During the party both Robin Plemmons and Una LaMarche  would write funny phrases on stickers for people.  Mine said, “I’m pretty sure I’m Kosher.”  Sometimes they’d write directly on people.

She really can.

Leila ran an area where there were all sorts of wigs and tutus and silly hats.  Plemmons had made up these great and offensive signs that people would hold up and Schmutzie’s husband took photos.  I can’t post some of them here as they contain worse words than above.

I, along with Jasmine (need to insert her website as I don’t have it handy) handed out coffee traveling mugs and buttons.  We basically insulted nearly everyone who came up to our booth.  She is funnier than me, and I’m pretty damned funny.  I don’t remember much of what I said to bloggers, but toward the end a woman told me she had five kids.  I confirmed that she was Catholic and then reminded her, “You know it’s okay to switch religions, right?”

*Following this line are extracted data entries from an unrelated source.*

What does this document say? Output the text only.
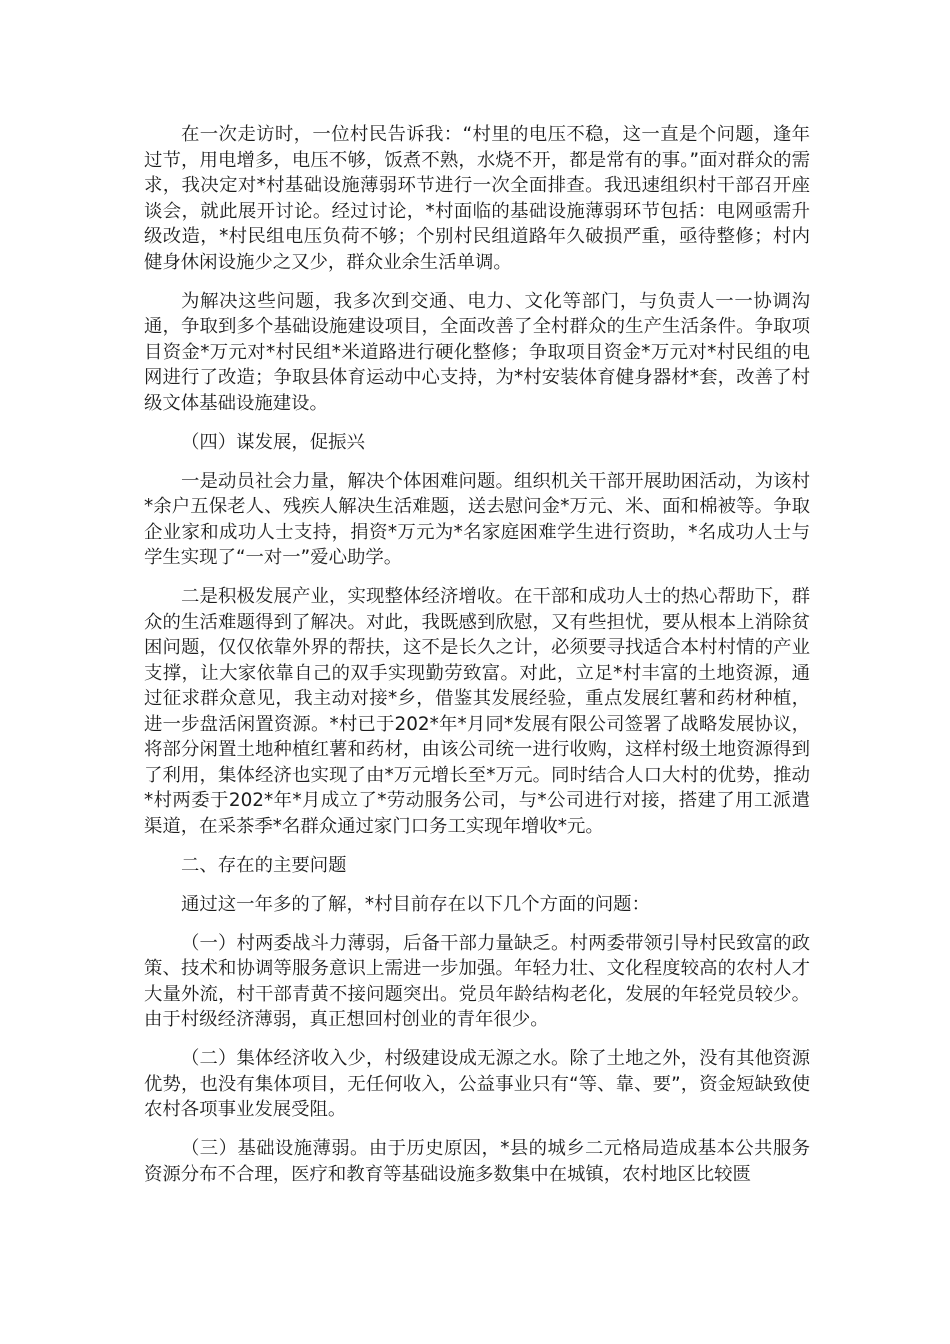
在一次走访时，一位村民告诉我：“村里的电压不稳，这一直是个问题，逢年过节，用电增多，电压不够，饭煮不熟，水烧不开，都是常有的事。”面对群众的需求，我决定对*村基础设施薄弱环节进行一次全面排查。我迅速组织村干部召开座谈会，就此展开讨论。经过讨论，*村面临的基础设施薄弱环节包括：电网亟需升级改造，*村民组电压负荷不够；个别村民组道路年久破损严重，亟待整修；村内健身休闲设施少之又少，群众业余生活单调。

为解决这些问题，我多次到交通、电力、文化等部门，与负责人一一协调沟通，争取到多个基础设施建设项目，全面改善了全村群众的生产生活条件。争取项目资金*万元对*村民组*米道路进行硬化整修；争取项目资金*万元对*村民组的电网进行了改造；争取县体育运动中心支持，为*村安装体育健身器材*套，改善了村级文体基础设施建设。

（四）谋发展，促振兴

一是动员社会力量，解决个体困难问题。组织机关干部开展助困活动，为该村*余户五保老人、残疾人解决生活难题，送去慰问金*万元、米、面和棉被等。争取企业家和成功人士支持，捐资*万元为*名家庭困难学生进行资助，*名成功人士与学生实现了“一对一”爱心助学。

二是积极发展产业，实现整体经济增收。在干部和成功人士的热心帮助下，群众的生活难题得到了解决。对此，我既感到欣慰，又有些担忧，要从根本上消除贫困问题，仅仅依靠外界的帮扶，这不是长久之计，必须要寻找适合本村村情的产业支撑，让大家依靠自己的双手实现勤劳致富。对此，立足*村丰富的土地资源，通过征求群众意见，我主动对接*乡，借鉴其发展经验，重点发展红薯和药材种植，进一步盘活闲置资源。*村已于202*年*月同*发展有限公司签署了战略发展协议，将部分闲置土地种植红薯和药材，由该公司统一进行收购，这样村级土地资源得到了利用，集体经济也实现了由*万元增长至*万元。同时结合人口大村的优势，推动*村两委于202*年*月成立了*劳动服务公司，与*公司进行对接，搭建了用工派遣渠道，在采茶季*名群众通过家门口务工实现年增收*元。

二、存在的主要问题

通过这一年多的了解，*村目前存在以下几个方面的问题：

（一）村两委战斗力薄弱，后备干部力量缺乏。村两委带领引导村民致富的政策、技术和协调等服务意识上需进一步加强。年轻力壮、文化程度较高的农村人才大量外流，村干部青黄不接问题突出。党员年龄结构老化，发展的年轻党员较少。由于村级经济薄弱，真正想回村创业的青年很少。

（二）集体经济收入少，村级建设成无源之水。除了土地之外，没有其他资源优势，也没有集体项目，无任何收入，公益事业只有“等、靠、要”，资金短缺致使农村各项事业发展受阻。

（三）基础设施薄弱。由于历史原因，*县的城乡二元格局造成基本公共服务资源分布不合理，医疗和教育等基础设施多数集中在城镇，农村地区比较匮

Even though she called me truly horrible names for 1.5 hours, I still love Jasmine. How could I not?

Bottom line – I’m honored to be part of AimingLow and now BlogHer.  I’m excited to party with the AL staff again in October at their Non-Conference in Atlanta.  I couldn’t be happier to know these skanks.

Side note – many AimingLow writers were awarded BlogHer’s Voices of the Year which is a huge deal.  One of my close AL pals, J.W. Moxie, was nominated and couldn’t attend because she’s a teacher and school’s starting.  She deserves a special shout out for this award and also for redesigning my website logo when I never asked her.  She’s just that kind of gal.

Off to bed to dream about my teeth falling out.  I haven’t had that one in years, and I’m going to try to conjure it up.  I think you can do that, right?